Reste que le plan de 5 milliards d'euros (financés pour moitié par redéploiement de crédits et pour moitié par l'emprunt national) pouvait décevoir par son manque d'ambition face aux défis actuels. Sur ce besoin de financement, le ministre a rappelé son souhait de "rééquilibrer les moyens financiers en faveur des territoires ruraux". "La part de la dotation globale de fonctionnement consacrée à la péréquation, qui est déjà passée de 11,9% en 2003 à 16,6% en 2010, continuera de progresser. La dotation de solidarité rurale augmentera de 50 millions d’euros en 2011. Et, dès février 2011, le champ d’éligibilité de la future dotation d’équipement des territoires ruraux sera élargi", a promis Michel Mercier. Une façon de rassurer les collectivités alors que Gérard Larcher considère, lui, que "les collectivités territoriales doivent participer à l’effort pour résoudre le problème de déficit national". Mais le président du Sénat est confiant : "Je vois l’amorce de nouveaux types de financements."

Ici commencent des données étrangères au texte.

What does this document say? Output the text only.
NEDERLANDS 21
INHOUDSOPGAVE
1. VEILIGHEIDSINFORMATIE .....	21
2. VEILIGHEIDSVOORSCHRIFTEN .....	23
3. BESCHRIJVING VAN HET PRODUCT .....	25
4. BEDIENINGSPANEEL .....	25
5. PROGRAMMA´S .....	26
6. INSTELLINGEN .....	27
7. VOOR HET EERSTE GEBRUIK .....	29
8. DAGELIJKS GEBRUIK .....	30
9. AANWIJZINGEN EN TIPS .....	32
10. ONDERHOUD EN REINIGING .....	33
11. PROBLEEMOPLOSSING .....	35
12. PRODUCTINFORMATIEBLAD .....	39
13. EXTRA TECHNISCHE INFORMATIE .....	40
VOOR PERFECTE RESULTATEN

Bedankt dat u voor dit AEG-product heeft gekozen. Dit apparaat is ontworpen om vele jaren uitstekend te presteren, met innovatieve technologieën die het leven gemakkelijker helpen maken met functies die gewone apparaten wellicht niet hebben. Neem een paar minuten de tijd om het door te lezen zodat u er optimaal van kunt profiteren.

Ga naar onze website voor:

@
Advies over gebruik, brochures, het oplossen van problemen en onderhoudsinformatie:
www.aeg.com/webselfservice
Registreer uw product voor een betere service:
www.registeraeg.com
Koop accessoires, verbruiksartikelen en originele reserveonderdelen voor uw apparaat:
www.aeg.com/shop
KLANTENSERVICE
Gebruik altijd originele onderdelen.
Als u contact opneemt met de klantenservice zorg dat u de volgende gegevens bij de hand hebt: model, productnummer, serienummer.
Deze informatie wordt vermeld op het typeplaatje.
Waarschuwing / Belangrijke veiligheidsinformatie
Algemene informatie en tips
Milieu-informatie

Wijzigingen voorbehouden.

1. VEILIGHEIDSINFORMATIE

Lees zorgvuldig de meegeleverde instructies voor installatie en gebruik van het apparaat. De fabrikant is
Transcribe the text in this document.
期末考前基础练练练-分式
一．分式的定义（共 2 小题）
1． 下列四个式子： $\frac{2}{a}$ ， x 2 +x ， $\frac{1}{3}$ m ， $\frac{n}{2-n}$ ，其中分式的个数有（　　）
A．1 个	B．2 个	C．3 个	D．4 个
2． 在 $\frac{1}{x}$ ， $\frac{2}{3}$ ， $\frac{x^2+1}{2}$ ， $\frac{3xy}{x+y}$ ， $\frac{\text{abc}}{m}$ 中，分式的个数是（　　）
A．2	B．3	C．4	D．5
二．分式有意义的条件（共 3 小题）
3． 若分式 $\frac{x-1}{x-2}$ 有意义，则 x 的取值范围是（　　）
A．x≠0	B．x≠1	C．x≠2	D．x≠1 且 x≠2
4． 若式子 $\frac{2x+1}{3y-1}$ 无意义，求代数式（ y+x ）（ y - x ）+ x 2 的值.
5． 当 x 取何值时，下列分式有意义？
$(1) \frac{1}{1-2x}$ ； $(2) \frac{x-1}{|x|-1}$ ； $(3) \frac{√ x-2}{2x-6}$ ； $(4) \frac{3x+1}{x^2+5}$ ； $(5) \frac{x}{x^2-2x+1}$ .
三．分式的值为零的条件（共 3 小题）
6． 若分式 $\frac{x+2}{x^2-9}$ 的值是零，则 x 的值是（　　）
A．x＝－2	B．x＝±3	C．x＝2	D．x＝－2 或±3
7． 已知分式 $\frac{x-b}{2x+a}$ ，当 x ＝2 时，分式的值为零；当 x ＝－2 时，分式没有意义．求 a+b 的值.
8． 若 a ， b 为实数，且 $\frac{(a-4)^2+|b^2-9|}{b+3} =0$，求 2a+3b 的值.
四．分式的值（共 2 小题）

L'un des enjeux à venir sera la place dévolue au développement rural dans la future programmation européenne (2014-2020). Le Comité des régions (CDR) plaide pour une meilleure coordination du volet "développement rural" entre la politique agricole commune (PAC) et la politique de cohésion (car le développement rural non agricole est aujourd'hui rattaché à la PAC et non à la politique de cohésion). Comme l’a rappelé la présidente du CDR, Mercedes Bresso, "le monde rural a des contraintes spécifiques". Elle espère qu’en "insérant les principes du développement rural dans les instances européennes, en en faisant un sujet transversal qui ne concerne pas seulement les agriculteurs et en échangeant sur les bonnes pratiques", les qualités de la ruralité seront mieux valorisées.